This notebook explores WordNet synsets, presenting a simple method for finding in a text all mentions of all hyponyms of a given node in the WordNet hierarchy (e.g., finding all *buildings* in a text).  Upload this notebook at the end of class.

In [None]:
import nltk, re, spacy
from nltk.corpus import wordnet as wn

In [None]:
nlp = spacy.load('en_core_web_sm', disable=['ner,parser'])
nlp.remove_pipe('ner')
nlp.remove_pipe('parser');

Get the synsets for a given word.  The synsets here are roughly ordered by frequency of use (in a small tagged dataset), so that more frequent senses occur first.

In [None]:
synsets=wn.synsets('artist')
for synset in synsets:
    print (synset, synset.definition())

Get the words/phrases in that synset.

In [None]:
for lemma in wn.synset("blue.n.01").lemmas():
    print (lemma.name())

In [None]:
# Functions from http://www.nltk.org/howto/wordnet.html to get *all* of a synset's hyponym/hypernyms
hypo = lambda s: s.hyponyms()
hyper = lambda s: s.hypernyms()

Find all of the synsets that are hyponyms of the target synset (*descendents* in the WordNet hierarchy)

In [None]:
list(wn.synset("artist.n.01").closure(hypo))

Find all of the synsets that are hyperyms (*ancestors* up the tree) of the target synset

In [None]:
list(wn.synset("blue.n.01").closure(hyper))

In [None]:
def get_words_in_hypo(synset):
    """ Returns a list of words/phrases that comprise the hyponyms of a synset. 
    """
    words=set()
    hyponym_synsets=list(synset.closure(hypo))
    hyponym_synsets.append(synset)
    for synset in hyponym_synsets:
        for l in synset.lemmas():
            word=l.name()
            word=re.sub("_", " ", word)
            words.add(word)
    
    return words

In [None]:
get_words_in_hypo(wn.synset("color.n.01"))

In [None]:
def find_all_words_in_text(words, spacy_tokens):
    """ For a given set of words, find each instance among a list of tokens already
    processed by spacy.  Returns a list of token indexes that match.  (Note this only
    identifies single words, not multi-word phrases.)
    """
    all_matches=[]
    for idx, token in enumerate(spacy_tokens):
        if token.lemma_ in words:
            all_matches.append(idx)
    return all_matches

In [None]:
def print_concordance(matches, spacy_tokens, window=3):
    """ For a given set of token indexes, prints out a window of words around each match,
    in the style of a concordance.
    """
    
    RED="\x1b[31m"
    BLACK="\x1b[0m"
    
    spacing=window*10
    for match in matches:
        start=match-window
        end=match+window+1
        if start < 0:
            start=0
        if end > len(spacy_tokens):
            end=len(spacy_tokens)
        pre=' '.join([token.text for token in spacy_tokens[start:match]])
        post=' '.join([token.text for token in spacy_tokens[match+1:end]])
        print("%s %s%s%s %s" % (pre.rjust(spacing), RED, spacy_tokens[match].text, BLACK, post))

In [None]:
def read_text(filename):
    """ Read a text, replacing all whitespace sequences with a single space.
    """
    with open(filename, encoding="utf-8") as file:
        return re.sub("\s+", " ", file.read())

In [None]:
book=read_text("../data/pride_and_prejudice.txt")

In [None]:
spacy_tokens=nlp(book)

In [None]:
def wordnet_search(synset, spacy_tokens):
    """ This functions searchs through all of the tokens in the spacy_tokens argument to find
    any mention of words in the synset or any of its hyponyms.
    """
    targets=get_words_in_hypo(synset)
    matches=find_all_words_in_text(targets, spacy_tokens)
    print_concordance(matches, spacy_tokens)

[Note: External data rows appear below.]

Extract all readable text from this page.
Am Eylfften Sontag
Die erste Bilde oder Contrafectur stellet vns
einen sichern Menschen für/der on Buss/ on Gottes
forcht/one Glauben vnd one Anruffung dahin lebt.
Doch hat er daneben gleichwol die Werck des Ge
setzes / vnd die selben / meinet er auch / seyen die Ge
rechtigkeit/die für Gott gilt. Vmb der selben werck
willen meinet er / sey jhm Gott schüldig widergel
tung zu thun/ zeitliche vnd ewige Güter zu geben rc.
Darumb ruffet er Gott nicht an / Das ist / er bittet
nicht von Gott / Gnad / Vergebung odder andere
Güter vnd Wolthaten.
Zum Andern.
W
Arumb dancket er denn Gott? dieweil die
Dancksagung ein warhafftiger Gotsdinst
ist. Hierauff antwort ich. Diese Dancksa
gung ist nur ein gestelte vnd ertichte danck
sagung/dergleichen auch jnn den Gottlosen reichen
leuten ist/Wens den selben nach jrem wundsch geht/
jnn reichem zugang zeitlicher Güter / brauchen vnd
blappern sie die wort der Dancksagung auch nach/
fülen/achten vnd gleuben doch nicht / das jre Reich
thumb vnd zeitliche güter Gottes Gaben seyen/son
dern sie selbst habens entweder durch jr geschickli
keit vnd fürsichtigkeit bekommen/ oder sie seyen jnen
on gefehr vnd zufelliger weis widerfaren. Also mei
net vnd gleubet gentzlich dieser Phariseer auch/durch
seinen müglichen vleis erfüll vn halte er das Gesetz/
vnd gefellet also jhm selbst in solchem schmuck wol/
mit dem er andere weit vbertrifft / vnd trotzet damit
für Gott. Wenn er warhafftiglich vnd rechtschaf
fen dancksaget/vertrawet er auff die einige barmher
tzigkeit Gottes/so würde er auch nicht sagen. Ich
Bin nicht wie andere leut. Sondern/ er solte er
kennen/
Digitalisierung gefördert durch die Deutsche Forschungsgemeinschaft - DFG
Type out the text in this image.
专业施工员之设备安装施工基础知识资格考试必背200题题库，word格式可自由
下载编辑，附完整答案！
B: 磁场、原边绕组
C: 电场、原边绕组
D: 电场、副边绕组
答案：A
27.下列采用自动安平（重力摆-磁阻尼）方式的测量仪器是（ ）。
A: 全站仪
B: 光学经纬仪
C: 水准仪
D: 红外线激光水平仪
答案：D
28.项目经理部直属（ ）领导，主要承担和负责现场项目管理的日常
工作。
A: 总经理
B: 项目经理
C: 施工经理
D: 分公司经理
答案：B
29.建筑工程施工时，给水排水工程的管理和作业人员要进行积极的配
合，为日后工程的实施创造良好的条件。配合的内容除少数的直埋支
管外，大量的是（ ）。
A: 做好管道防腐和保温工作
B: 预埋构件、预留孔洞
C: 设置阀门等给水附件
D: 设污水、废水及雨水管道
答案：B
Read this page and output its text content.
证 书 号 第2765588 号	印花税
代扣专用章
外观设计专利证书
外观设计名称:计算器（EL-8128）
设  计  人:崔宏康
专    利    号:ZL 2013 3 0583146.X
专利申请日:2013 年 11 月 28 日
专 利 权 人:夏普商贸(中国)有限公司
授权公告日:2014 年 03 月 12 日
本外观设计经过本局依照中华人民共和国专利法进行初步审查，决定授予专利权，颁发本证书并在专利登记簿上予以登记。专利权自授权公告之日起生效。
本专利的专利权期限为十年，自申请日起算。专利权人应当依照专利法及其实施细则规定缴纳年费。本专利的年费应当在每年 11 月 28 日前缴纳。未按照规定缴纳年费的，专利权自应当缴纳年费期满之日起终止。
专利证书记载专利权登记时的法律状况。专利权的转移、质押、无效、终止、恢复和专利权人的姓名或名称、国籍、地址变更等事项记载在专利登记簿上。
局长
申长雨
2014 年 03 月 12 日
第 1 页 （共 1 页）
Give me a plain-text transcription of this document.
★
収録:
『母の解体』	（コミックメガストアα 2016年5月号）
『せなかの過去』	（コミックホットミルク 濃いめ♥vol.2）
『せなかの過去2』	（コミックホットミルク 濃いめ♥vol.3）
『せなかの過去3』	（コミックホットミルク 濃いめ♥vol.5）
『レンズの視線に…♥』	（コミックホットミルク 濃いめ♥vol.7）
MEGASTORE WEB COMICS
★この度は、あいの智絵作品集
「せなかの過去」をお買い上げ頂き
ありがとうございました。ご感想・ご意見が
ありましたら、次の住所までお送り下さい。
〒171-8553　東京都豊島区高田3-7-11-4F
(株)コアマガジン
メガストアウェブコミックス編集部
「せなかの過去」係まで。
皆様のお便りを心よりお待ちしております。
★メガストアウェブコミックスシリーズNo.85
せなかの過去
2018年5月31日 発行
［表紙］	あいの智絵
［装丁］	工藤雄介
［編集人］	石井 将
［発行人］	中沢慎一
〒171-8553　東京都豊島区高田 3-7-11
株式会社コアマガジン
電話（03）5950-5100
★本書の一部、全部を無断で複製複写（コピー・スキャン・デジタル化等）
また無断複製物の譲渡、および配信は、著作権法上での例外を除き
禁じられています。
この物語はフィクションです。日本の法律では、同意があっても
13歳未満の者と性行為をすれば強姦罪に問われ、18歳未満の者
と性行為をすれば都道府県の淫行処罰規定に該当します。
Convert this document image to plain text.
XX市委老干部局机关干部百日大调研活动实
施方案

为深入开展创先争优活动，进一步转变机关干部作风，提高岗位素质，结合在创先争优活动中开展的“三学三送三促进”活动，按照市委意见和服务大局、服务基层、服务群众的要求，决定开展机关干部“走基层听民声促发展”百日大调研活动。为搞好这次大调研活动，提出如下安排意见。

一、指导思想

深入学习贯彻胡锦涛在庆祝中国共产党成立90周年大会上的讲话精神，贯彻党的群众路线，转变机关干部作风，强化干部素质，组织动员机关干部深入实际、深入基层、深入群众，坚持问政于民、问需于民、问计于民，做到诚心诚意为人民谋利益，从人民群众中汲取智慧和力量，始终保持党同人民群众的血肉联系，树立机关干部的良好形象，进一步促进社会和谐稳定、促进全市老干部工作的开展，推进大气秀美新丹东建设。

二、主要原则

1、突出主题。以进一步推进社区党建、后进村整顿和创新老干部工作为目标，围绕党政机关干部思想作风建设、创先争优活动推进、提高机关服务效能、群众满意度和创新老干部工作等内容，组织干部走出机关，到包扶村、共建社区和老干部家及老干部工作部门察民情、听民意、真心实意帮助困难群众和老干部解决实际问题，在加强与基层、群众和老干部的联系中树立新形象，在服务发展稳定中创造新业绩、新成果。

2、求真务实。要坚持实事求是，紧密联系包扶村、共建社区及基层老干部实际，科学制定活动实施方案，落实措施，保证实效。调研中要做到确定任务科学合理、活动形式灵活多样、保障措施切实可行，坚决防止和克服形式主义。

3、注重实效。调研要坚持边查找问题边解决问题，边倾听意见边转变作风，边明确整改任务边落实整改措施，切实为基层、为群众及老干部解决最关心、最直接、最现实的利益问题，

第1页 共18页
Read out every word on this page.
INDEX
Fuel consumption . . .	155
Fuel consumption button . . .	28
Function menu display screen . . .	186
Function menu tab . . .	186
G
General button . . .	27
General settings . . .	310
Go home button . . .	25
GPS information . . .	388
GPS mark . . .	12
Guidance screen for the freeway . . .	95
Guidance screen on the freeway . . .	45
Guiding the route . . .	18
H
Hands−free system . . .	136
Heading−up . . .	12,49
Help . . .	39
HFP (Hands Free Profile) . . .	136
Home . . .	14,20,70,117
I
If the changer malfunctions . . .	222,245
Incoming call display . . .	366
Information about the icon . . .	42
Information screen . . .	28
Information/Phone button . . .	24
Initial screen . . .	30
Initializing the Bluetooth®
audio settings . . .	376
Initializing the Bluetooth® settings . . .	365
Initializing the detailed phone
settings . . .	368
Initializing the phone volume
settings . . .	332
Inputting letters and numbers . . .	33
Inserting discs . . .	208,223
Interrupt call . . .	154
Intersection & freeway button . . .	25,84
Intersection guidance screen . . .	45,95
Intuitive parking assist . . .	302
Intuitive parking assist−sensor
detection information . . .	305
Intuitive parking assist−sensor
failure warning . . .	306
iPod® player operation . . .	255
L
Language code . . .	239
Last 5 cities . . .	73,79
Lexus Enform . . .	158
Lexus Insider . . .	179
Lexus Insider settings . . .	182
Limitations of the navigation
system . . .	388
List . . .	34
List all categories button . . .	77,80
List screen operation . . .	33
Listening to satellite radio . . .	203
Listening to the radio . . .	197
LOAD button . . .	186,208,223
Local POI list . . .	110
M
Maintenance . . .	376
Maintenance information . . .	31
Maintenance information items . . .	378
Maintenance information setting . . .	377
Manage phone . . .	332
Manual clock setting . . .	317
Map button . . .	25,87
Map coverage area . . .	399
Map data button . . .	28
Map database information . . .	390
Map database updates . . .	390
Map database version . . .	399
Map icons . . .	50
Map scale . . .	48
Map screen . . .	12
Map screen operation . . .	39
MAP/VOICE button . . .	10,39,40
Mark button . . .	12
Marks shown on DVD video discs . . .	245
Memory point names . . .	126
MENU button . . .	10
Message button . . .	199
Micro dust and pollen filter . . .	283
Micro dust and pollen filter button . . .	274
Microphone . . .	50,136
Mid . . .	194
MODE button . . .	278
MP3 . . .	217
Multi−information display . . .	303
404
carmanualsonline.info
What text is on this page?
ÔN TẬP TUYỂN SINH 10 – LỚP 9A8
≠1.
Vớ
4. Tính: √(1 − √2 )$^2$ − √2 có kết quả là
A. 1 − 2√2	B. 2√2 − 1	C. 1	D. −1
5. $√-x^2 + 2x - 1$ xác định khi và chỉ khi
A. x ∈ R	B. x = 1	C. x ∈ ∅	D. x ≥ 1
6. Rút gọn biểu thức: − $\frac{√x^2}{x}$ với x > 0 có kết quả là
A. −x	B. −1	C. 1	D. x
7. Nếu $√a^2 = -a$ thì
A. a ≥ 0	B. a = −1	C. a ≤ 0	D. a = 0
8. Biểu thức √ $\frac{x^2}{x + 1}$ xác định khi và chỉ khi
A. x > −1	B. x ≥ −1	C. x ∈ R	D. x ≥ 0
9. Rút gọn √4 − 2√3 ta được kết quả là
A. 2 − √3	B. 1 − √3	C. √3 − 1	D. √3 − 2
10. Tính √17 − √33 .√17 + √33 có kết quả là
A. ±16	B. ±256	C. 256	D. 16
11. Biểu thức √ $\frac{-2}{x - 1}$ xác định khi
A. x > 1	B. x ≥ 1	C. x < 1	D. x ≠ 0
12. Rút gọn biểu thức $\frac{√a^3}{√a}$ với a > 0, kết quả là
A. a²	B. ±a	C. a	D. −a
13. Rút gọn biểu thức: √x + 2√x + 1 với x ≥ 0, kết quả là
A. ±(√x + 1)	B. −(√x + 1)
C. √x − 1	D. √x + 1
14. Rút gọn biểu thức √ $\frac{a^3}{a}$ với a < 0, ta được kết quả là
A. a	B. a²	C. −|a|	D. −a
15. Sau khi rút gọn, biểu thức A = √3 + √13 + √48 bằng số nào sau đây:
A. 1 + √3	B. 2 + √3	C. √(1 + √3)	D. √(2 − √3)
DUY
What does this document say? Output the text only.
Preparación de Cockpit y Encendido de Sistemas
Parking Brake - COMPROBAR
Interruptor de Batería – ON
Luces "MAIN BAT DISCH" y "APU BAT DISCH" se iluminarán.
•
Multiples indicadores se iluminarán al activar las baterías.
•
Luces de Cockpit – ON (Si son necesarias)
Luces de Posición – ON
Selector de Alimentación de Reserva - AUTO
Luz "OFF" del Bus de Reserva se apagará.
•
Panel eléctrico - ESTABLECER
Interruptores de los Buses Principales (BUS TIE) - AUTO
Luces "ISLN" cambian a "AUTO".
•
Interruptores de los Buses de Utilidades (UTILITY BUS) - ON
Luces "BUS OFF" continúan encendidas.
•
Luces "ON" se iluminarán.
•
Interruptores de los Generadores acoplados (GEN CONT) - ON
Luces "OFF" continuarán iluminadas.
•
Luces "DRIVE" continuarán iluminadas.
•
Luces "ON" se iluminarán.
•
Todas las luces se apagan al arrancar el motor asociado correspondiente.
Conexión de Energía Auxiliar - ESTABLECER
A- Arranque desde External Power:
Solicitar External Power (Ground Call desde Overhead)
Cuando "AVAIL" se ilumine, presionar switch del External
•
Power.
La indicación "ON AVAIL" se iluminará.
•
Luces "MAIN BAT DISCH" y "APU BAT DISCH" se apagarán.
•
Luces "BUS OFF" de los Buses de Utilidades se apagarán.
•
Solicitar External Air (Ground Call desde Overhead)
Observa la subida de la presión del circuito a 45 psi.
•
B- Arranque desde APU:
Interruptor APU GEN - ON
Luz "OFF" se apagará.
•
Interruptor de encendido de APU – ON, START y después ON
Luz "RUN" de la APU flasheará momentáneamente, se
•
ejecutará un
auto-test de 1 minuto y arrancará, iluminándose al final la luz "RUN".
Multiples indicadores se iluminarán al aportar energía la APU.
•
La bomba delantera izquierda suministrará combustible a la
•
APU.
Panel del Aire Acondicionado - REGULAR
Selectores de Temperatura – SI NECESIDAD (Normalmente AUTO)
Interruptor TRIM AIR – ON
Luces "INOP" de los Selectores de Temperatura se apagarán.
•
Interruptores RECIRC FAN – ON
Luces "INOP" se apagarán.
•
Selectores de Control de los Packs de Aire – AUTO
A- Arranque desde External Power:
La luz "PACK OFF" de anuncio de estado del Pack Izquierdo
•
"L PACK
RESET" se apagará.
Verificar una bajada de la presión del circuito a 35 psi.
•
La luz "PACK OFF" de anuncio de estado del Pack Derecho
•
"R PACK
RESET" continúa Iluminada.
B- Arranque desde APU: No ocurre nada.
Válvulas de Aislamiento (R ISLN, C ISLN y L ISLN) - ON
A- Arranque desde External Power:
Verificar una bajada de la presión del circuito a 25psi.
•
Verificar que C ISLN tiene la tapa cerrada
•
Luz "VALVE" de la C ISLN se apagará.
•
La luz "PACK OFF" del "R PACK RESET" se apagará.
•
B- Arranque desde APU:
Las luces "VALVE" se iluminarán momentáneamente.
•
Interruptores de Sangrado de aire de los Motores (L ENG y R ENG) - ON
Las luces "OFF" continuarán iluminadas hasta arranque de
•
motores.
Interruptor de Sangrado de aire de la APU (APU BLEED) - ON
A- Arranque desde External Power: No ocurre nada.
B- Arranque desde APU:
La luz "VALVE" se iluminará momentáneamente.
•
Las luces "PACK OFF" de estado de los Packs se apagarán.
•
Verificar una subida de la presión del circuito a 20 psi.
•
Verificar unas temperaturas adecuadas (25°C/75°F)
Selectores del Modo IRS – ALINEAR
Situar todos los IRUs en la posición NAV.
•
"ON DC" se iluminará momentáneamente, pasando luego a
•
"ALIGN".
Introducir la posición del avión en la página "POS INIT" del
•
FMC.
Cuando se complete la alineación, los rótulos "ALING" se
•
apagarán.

Q1. Let's do a very coarse tagging of a document to find all of the mentions of a specific WordNet synset and all of its hyponyms. Using the functions above, find all of the color terms in *Pride and Prejudice*.

In [None]:
wordnet_search(wn.synset("color.n.01"), spacy_tokens)

Q2. Find all of the vehicles mentioned in *Pride and Prejudice*.

Q3. Find all of the verbs of speaking in *Pride and Prejudice*.

Q4. Find all of the people in *Pride and Prejudice*.

Q5. The methods above all identify *any* mentions of a WordNet synset in a text  -- e.g., every instance of *bank* would be identified as a hit for query bank.n.01 ("sloping land ..."), even if its specific word sense in context was the financial institution (or even a verb).  How might we improve on this method?